2. Reverse direction on curve \(\Rightarrow\) change sign. That is,
\[\int_{-C} F \cdot dr = -\int_{C} F \cdot dr. \nonumber \]
(Here, \(-C\) means the same curve traversed in the opposite direction.)
3. If \(C\) is closed then we sometimes indicate this with the notation \(\oint_{C} F \cdot dr = \oint_{C} M\ dx + N\ dy\).
Fundamental theorem for gradient fields
If \(F = nabla f\) then \(\int_{\gamma} F \cdot d r = f(P) - f(Q)\), where \(Q, P\) are the beginning and endpoints respectively of \(\gamma\).
- Proof
-
By the chain rule we have
\[\dfrac{df(\gamma (t))}{dt} = \nabla f(\gamma (t)) \cdot \gamma '(t) = F(\gamma (t)) \cdot y'(t). \nonumber \]
The last equality follows from our assumption that \(F = \nabla f\). Now we can this when we compute the line integral:
\[\begin{array} {rcl} {\int_{\gamma} F \cdot dr} & = & {\int_a^b F (\gamma (t)) \cdot y' (t)\ dt} \\ {} & = & {\int_a^b \dfrac{df(\gamma (t))}{dt} dt} \\ {} & = & {f(\gamma (b)) - f(\gamma (a))} \\ {} & = & {f(P) - f(Q)} \end{array} \nonumber \]
Notice that the third equality follows from the fundamental theorem of calculus.
If a vector field \(F\) is a gradient field, with \(F = \nabla f\), then we call \(f\) a potential function for \(F\).
Note: the usual physics terminology would be to call \(f\) the potential function for \(F\).

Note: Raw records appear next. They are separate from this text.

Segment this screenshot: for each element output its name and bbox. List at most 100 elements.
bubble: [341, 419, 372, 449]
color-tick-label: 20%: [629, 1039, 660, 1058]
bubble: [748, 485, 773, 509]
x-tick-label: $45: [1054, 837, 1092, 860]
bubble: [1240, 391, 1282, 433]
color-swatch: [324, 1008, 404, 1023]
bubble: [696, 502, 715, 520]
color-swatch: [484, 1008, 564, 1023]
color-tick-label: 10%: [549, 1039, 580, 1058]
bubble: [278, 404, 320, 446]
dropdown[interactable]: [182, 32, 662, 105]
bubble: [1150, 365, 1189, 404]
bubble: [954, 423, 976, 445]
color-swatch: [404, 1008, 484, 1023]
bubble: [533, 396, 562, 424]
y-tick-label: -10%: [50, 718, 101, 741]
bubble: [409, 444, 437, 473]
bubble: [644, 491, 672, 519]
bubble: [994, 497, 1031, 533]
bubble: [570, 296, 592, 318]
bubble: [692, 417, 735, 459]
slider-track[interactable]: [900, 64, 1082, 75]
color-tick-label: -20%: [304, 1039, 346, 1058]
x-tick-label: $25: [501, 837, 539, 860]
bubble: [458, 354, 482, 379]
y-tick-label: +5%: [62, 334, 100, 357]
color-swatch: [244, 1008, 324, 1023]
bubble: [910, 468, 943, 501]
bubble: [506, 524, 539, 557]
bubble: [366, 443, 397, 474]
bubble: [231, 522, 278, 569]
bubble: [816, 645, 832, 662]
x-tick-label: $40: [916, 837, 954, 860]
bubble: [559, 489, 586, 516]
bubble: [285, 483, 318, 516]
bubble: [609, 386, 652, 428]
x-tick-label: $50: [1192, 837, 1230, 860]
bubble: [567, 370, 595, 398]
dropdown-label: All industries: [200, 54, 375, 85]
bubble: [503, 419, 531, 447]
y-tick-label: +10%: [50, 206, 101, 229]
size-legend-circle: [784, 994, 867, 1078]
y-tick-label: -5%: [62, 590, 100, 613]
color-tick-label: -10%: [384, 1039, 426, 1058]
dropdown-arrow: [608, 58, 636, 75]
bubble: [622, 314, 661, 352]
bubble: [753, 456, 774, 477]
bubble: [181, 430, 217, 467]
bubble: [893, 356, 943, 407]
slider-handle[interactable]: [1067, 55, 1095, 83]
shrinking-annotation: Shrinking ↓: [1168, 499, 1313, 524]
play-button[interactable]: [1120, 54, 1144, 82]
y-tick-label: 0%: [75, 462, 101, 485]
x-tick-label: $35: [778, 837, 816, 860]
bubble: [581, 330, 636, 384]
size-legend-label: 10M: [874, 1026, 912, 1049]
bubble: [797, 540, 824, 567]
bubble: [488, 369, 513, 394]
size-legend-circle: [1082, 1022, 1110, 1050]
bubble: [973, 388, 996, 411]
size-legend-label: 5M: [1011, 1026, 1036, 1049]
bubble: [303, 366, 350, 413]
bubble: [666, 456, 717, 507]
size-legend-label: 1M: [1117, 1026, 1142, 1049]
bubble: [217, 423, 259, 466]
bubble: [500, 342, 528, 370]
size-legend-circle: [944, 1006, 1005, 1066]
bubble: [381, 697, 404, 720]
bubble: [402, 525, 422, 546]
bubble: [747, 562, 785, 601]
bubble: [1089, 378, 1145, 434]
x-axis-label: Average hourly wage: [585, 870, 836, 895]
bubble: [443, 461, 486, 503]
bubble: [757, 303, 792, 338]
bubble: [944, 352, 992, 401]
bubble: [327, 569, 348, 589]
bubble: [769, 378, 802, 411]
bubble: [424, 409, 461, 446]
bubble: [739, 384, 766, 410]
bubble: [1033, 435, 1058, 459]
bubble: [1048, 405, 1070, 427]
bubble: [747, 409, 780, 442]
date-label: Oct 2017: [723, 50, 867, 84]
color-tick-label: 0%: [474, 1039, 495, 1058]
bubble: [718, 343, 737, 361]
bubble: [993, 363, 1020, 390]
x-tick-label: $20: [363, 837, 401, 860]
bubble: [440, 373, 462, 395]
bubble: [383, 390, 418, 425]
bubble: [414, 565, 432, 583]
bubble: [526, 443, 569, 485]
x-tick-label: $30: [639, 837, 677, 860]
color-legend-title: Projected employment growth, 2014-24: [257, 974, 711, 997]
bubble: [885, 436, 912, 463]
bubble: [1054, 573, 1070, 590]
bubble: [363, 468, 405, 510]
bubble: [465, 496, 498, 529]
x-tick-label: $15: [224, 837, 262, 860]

independence and conservative functions
For a vector field \(F\), the line integral \(\int F \cdot dr\) is called path independent if, for any two points \(P\) and \(Q\), the line integral has the same value for \(every\) path between \(P\) and \(Q\).
\(\int_C F \cdot dr\) is path independent is equivalent to \(\oint_{C} F \cdot dr = 0\) for any closed path.
- Sketch of Proof
-
Draw two paths from \(Q\) to \(P\). Following one from \(Q\) to \(P\) and the reverse of the other back to \(P\) is a closed path. The equivalence follows easily. We refer you to the more detailed review of line integrals and Green’s theorem for more details.
A vector field with path independent line integrals, equivalently a field whose line integrals around any closed loop is 0 is called a conservative vector field.
We have the following equivalence: On a connected region, a gradient field is conservative and a conservative field is a gradient field.
- Proof
-
Again we refer you to the more detailed review for details. Essentially, if \(F\) is conservative then we can define a potential function \(f(x, y)\) as the line integral of \(F\) from some base point to \((x, y)\).